L’excellence contre la science

Quand la mise en compétition et la bureaucratisation éloignent l’université de ses missions

Décryptant les conséquences des récentes réformes des universités en France, Camille Vergnaud montre comment les injonctions au rayonnement international et au partenariat local contribuent à la mise en compétition et à la bureaucratisation de ces établissements.

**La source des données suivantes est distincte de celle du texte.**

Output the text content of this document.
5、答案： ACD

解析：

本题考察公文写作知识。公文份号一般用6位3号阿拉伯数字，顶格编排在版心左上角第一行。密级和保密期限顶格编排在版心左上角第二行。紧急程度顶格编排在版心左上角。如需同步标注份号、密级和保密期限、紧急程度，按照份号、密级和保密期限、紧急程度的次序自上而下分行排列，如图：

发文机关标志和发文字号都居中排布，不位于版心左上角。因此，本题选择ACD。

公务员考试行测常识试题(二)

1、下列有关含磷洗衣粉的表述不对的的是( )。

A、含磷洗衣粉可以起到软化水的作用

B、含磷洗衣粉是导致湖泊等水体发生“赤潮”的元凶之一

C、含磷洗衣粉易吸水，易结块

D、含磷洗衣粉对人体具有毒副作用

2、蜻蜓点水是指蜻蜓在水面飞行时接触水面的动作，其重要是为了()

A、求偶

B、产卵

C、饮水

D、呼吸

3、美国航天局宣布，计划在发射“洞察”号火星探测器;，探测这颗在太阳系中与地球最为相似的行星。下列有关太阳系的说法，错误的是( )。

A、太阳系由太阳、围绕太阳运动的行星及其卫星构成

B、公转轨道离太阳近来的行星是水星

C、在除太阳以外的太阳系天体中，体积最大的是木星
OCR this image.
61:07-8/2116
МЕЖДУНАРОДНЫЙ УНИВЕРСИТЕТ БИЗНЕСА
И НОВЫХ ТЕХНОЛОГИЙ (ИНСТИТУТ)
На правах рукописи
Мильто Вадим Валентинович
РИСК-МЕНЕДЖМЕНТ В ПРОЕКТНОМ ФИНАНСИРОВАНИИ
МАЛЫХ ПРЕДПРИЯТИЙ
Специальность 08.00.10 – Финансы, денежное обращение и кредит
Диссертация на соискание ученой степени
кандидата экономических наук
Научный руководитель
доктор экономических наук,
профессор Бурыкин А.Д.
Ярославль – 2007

Dossier : Le mythe de la métropole attractive

Compétitivité, excellence, visibilité internationale, transfert technologique : autant de termes – à la définition parfois floue – qui guident les politiques publiques actuelles de financement, d’évaluation et de pilotage du système d’Enseignement supérieur et de recherche (ESR) en France. L’essentiel des réformes universitaires françaises des années 2000 paraissent traversées par ce qui a été décrit comme la « mythologie CAME : Compétitivité, Attractivité, Métropolisation, Excellence » (Bouba-Olga et Grossetti 2018). Or, non seulement les effets de ces politiques « d’excellence » pour la qualité des recherches et des enseignements sont questionnables, mais ces réformes tendent à détourner universités et universitaires du travail proprement académique et à renforcer les disparités des conditions d’étude et de travail au sein de ce service public.

Au nom de la visibilité internationale : concentration et mise en compétition des universités

Alors que les politiques d’enseignement supérieur ont, après la Seconde Guerre mondiale, visé une répartition équilibrée des établissements sur le territoire national et une égalité d’accès aux études supérieures (Grossetti et Losego 2003), les activités académiques ont progressivement été conçues comme des moteurs de croissance, en mesure de contribuer aux dynamiques de métropolisation et à la compétitivité des territoires, selon un paradigme d’économie de la connaissance soutenu par l’Union européenne (Ravinet 2009). À partir du milieu des années 2000, les universités françaises subissent ainsi une série de réformes visant à rendre une dizaine d’entre elles « visibles à l’international », selon deux logiques. La première consiste à contraindre les établissements à se regrouper administrativement dans le but d’atteindre une masse critique (d’étudiant·es, de personnels, de publications) censée permettre de gravir les échelons des classements internationaux. La seconde logique repose sur une mise en concurrence des établissements pour obtenir des financements publics pour la recherche mais aussi la formation ou la rénovation des locaux. Cette sélection par la compétition amplifie le fonctionnement par appels à projets et concentre les moyens [1] – en particulier ceux du Programme d’investissement d’avenir (PIA) lancé en 2010 – vers des établissements labellisés comme « excellents » (Aust et al. 2018 ; Harroche 2021).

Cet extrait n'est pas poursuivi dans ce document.